Secondly and most importantly, I don’t think at all that the governments of the UN member states are the ones to decide how and with whom you have sex. It is up to the people to be careful and protect themselves from STD. If we want to see a decrease in the spread of the diseases, cracking down on prostitutes is definitely not the place to start. STDs are mostly spread through needles and negligence to use condoms when having sexual intercourse (in general, not only with prostitutes). The UN has already begun to take action by passing the recent “Needle Sharing Prevention” resolution.

My point is, governments can do their best to see to it that diseases aren’t transmitted through certain, ‘unnecessary’ ways, such as when contaminated needles are being used multiple times by different people.
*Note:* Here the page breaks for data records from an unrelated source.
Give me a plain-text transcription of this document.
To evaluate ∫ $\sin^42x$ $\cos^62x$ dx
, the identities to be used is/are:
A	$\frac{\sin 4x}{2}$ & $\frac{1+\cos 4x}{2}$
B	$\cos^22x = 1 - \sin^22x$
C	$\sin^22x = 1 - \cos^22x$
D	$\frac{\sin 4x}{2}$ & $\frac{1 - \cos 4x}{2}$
However, when it comes to sex, the governments should not intervene. Let people have sex on their own conditions, not the governments’, be it with their partners or with prostitutes (who are ‘their own’ and are not being exploited). Let it be up to the people to take responsibility instead of outlawing prostitution because some fail to protect themselves. Prostitution doesn’t spread STDs – careless people are, and we can’t punish responsible citizens because of a careless minority.

Governments should work to stop the spread of STDs but when they seek to invade people’s bedrooms, it has gone too far.